Trimming iteration 61 of 1000
Trimming: 4178123b6607deb3 596e493a0fe04022 685fbcfc1d315fe 7cf66796fc0083c1
2-cycle found
16-cycle found
12-cycle found
6-cycle found
26-cycle found
8-cycle found
Trimmed to: 78176 edges
Trimmed in 400ms
Trimming iteration 62 of 1000
Trimming: 544f44b2b17afc97 4ba38ecebc2fa72c 21e2c32bba7f6196 4d8886ccba77435b
4-cycle found
32-cycle found
56-cycle found
302-cycle found
314-cycle found
Trimmed to: 77508 edges
Trimmed in 404ms
Trimming iteration 63 of 1000
Trimming: 7d4f06d5f68dc772 331017080ac63322 e62926ee68af70ed cf2efe7e2f4dbc16
Trimmed to: 76856 edges
Trimmed in 395ms
Trimming iteration 64 of 1000
Trimming: 89f81d7da5e674df 7586b93105a5fd13 6fbe212dd4e8c001 8800c93a8431f938
42-cycle found!
84-cycle found
320-cycle found
192-cycle found
Trimmed to: 69937 edges
Trimmed in 400ms
Trimming iteration 65 of 1000
Solution: nonce:3F k0:7D4F06D5F68DC772 k1:331017080AC63322 k2:E62926EE68AF70ED k3:CF2EFE7E2F4DBC16
16-cycle found
288-cycle found
554-cycle found
226-cycle found
23ECE, 27E0856, 2AD8C27, 2CBB0B5, 3694CDD, 477A095, 64DE6FC, 64E1C92, 68E624D, 6AA4C6F, 6B1D0C2, 76F07D2, C273122, C2E38ED, C655CDE, C97BA17, E708130, EC8890D, ECB9932, F28D66D, F577AFF, 104D8441, 116DE91F, 116E61CB, 1178EA28, 11840F8A, 11CE10B0, 12792630, 12AE2388, 140AE893, 1439B9FD, 146A3047, 1538D93C, 176CB068, 17E01C9B, 1876EE0A, 1C871774, 1D37D976, 1D6FA785, 1D9C1669, 1D9D015E, 1DB85F7E
Trimming: aad9475236944448 af6b3569368015a e032c834e65b9b87 f168dfa67498e7c8
Trimmed to: 73503 edges
Trimmed in 495ms
Trimming iteration 66 of 1000
Trimming: bb8e0d9c86092685 5cc27ab9541d15f 745df9f37b43b2ce 9ebdebee66aa3f74
20-cycle found
324-cycle found
118-cycle found
Trimmed to: 84426 edges
Trimmed in 400ms

CUDA terminating…
Finished in 405892ms

=======================================================

So 2.46 h/s on 1070 Ti. :fire:

So you get 10% boost over regular 1070 with the only difference being 4 extra multiprocessors.

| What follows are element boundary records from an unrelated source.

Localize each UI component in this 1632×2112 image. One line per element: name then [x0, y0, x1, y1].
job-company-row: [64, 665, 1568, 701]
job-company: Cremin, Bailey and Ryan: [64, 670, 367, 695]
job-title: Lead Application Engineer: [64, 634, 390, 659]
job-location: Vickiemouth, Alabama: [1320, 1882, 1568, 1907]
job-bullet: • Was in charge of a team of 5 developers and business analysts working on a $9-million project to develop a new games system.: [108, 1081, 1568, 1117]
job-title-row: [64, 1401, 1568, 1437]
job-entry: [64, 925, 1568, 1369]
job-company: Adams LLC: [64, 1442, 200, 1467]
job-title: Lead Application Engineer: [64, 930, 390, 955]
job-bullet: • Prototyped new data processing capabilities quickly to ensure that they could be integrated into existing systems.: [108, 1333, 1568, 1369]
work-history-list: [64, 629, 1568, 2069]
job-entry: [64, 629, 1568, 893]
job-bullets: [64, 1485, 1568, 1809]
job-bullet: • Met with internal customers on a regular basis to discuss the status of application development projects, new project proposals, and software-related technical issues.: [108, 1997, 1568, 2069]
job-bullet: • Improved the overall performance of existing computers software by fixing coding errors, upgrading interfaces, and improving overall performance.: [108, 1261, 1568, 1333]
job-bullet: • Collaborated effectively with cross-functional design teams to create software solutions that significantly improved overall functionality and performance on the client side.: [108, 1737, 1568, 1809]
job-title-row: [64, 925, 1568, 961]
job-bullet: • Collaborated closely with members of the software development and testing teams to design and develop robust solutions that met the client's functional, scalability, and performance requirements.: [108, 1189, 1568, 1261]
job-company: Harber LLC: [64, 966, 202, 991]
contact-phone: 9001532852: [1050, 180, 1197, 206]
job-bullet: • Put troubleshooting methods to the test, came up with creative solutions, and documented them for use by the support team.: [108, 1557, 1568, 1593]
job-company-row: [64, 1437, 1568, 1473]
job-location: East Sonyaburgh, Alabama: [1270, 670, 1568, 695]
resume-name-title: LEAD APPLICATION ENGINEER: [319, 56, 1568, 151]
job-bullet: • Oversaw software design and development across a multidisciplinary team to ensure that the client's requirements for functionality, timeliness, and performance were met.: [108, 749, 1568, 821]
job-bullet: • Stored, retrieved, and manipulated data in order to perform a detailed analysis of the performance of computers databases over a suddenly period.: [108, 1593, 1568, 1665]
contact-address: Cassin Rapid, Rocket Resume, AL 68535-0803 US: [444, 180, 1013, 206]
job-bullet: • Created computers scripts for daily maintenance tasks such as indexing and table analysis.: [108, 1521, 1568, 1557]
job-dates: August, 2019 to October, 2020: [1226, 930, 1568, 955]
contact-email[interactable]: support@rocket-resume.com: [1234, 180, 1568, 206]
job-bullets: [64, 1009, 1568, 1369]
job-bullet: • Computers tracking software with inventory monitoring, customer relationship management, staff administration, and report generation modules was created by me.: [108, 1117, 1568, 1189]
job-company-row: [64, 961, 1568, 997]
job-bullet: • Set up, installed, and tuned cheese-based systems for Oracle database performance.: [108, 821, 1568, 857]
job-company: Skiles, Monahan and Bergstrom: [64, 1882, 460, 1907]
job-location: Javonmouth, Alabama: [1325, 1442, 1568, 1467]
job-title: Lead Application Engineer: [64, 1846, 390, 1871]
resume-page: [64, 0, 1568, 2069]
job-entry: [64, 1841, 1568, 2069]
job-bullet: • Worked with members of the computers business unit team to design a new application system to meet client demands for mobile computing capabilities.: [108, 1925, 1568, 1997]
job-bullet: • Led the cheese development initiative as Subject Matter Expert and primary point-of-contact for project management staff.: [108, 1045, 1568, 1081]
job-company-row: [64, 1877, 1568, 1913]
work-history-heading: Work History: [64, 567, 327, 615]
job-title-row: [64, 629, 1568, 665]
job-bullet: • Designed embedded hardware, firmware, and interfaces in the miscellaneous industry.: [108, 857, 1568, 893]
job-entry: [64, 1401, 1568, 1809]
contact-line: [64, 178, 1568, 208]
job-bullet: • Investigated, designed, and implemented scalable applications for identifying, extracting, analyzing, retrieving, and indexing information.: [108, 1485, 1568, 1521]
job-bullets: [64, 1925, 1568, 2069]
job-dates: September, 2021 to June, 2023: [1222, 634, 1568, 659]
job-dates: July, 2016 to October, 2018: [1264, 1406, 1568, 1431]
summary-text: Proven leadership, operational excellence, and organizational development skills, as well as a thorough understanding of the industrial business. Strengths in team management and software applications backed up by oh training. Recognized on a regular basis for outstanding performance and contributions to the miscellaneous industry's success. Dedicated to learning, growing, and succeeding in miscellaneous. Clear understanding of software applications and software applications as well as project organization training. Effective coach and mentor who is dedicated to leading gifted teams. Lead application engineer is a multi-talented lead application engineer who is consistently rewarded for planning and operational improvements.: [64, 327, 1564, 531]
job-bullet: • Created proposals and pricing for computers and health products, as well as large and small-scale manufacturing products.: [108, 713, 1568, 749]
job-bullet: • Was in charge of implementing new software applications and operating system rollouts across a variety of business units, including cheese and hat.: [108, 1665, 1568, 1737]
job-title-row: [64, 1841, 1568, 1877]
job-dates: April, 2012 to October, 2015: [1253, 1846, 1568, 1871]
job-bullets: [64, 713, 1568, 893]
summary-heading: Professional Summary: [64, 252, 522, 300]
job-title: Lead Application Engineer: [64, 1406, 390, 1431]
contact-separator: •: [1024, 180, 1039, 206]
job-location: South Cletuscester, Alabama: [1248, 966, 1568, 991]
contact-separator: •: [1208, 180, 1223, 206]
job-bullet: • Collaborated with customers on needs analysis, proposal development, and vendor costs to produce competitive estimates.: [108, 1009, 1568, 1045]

I guess memory becomes fully saturated on 1070 Ti. Thank you for testing this.

You can also have fun with overclocking, both core and memory, for my 1070 overclocking core had larger impact compared to overclocked memory. But on 1070 Ti core overclock alone may not be that effective anymore.

There are processes that would eat up that much without user intention?

Is it the wm?

Why isn’t turning off whatever it is common knowledge in any gaming community?

For me, it was chrome. Not sure why it was holding GPU memory but I did have some youtube links open so maybe it was cached video content. After closing chrome I had almost 100% GPU memory available and was able to run the test.